Re: Fiat-Chrysler looking for a merger - Who is the best fit? I guess Marchionne knows and is broadcasting that there is very epic trouble coming for the car industry as a whole (well, at least the mass manufacturers): their costs are soaring for regulatory and other reasons, there remains huge overcapacity, margins are tight (even the mighty VW brand has margins of below 2%), the American market's near-saturated, the Eurozone market is and will remain in slowdown mode, LatAm is in recession, China is slowing with several Chinese automakers now gaining marketshare against the MNC-s.
Because of the merger with Chrysler and also the huge investment commitments to new models, new plants, expensive new labour contracts in the US, as also the big commitment to the Alfa Romeo brand (6-8 all-news cars and cuv-s by 2018), and to the Jeep globalization effort etc, FCA has a big debt-pile, has low albeit growing margins (better than VW though: somewhere near 3.xx%), sees LatAm tanking.....and is yet to, though it is quite profitable here, make a meaningfully big breakthrough in India-China-ASEAN region.
That then explains the extreme- and extremely-frank prudence Marchionne's advocating by way of 'consolidation', something he's been doing for a decade now, well before Fiat merged/acquired Chrysler/Jeep etc.
Also, he's one of the very very few hugely-successful merger and acquisitions CEO-s the car industry has ever see.
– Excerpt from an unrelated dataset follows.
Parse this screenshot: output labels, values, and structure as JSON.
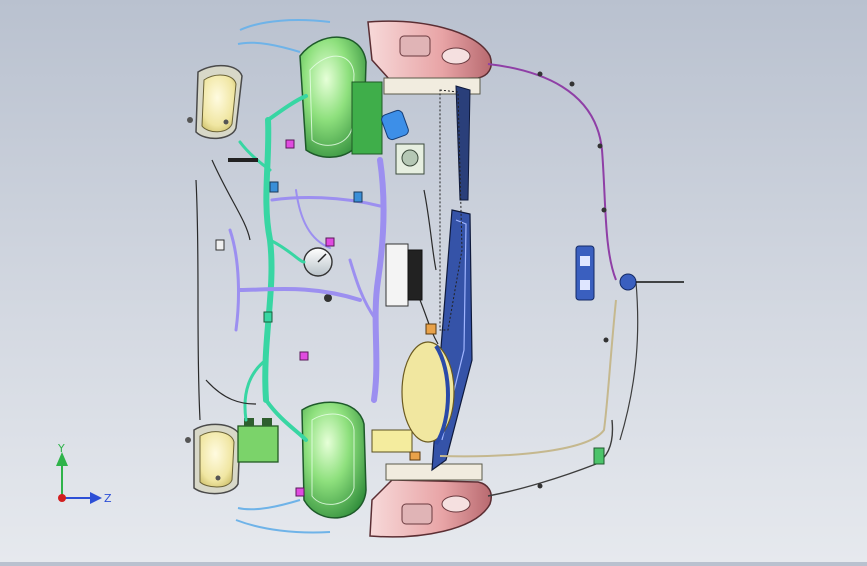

Perhaps that is why he feels his advocacy will be more persuasive.
One's sense though is that the GM or VW type merger/consolidation is out of the question, and is more rhetorical on his part rather than real.
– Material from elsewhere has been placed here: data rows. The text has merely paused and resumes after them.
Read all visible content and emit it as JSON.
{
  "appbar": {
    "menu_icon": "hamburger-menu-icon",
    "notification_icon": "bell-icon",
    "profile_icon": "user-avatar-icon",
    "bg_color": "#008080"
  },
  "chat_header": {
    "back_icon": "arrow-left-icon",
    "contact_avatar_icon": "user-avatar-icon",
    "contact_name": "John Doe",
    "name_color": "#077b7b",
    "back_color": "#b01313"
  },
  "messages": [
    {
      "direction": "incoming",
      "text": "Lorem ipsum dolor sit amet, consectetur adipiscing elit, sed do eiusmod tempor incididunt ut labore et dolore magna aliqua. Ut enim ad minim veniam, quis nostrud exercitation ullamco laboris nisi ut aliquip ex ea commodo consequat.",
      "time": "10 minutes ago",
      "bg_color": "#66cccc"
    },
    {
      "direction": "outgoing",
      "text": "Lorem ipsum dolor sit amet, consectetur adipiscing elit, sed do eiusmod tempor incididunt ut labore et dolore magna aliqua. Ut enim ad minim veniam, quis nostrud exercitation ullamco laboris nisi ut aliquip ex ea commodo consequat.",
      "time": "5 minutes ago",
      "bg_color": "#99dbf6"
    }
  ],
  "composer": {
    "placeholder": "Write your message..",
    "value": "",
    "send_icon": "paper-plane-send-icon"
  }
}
Bets should be on: 'strategic' tie-ups (short of merger) with one or more of Suzuki, Tata Motors (including JLR), Mitsubishi, and Peugeot-Citroen, supplemented with specific joint projects with other big firms like GM/Opel in Europe and LatAm?
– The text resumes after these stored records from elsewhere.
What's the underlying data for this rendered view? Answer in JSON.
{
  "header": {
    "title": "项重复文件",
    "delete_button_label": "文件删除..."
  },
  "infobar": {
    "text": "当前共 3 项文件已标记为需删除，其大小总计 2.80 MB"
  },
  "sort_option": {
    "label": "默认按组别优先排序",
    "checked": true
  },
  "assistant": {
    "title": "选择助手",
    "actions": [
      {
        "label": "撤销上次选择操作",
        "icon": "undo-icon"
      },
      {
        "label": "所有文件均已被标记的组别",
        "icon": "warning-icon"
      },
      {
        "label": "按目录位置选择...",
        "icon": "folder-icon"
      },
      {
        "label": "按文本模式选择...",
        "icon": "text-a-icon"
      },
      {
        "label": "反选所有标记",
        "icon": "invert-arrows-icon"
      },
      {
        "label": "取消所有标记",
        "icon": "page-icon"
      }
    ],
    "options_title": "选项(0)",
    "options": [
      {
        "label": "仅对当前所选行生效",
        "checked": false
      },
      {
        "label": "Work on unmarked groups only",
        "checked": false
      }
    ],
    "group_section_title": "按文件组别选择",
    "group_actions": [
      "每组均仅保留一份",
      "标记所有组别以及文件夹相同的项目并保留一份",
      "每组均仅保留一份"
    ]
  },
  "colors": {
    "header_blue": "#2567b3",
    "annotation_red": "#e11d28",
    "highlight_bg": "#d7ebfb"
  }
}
If another financial crisis hits, ALL BETS ARE OFF, but that is as true of say VW and GM and even Ford, even Renault-Nissan as it is true of FCA, which, at least, unlike these firms has huge sales growth prospects even in a slow economy, since its brands are so potent, and are/have been only waiting for product and for market-launch (Jeep, Alfa, Maserati, Ferrari, the 500 series of Fiats, and in the US Dodge and Ram too).
FCA has been picking up marketshare hugely (all brands) in the US (62 consecutive months of sales growth), and also in Europe (Fiat + Jeep) since the rebound-from-recession began 6-8 months ago there. BUT: LatAm is tanking and Asia-Pac is still a small profit centre.
FCA under Marchionne sure is the most intriguing and mercurial firm there is right now. Bears a lot of scrutiny and speculation and gossip but keeps delivering, going from dead (bankrupt) to searing sales growth and brand expansion products-wise and geographically.....
PS: as you can tell, am a huge fan or rather believer in Marchionne. The man's a baap of a businessman/public figure/intellectual etc. Quite the Rennaissance Man!
Last edited by desdemona : 23rd June 2015 at 18:10.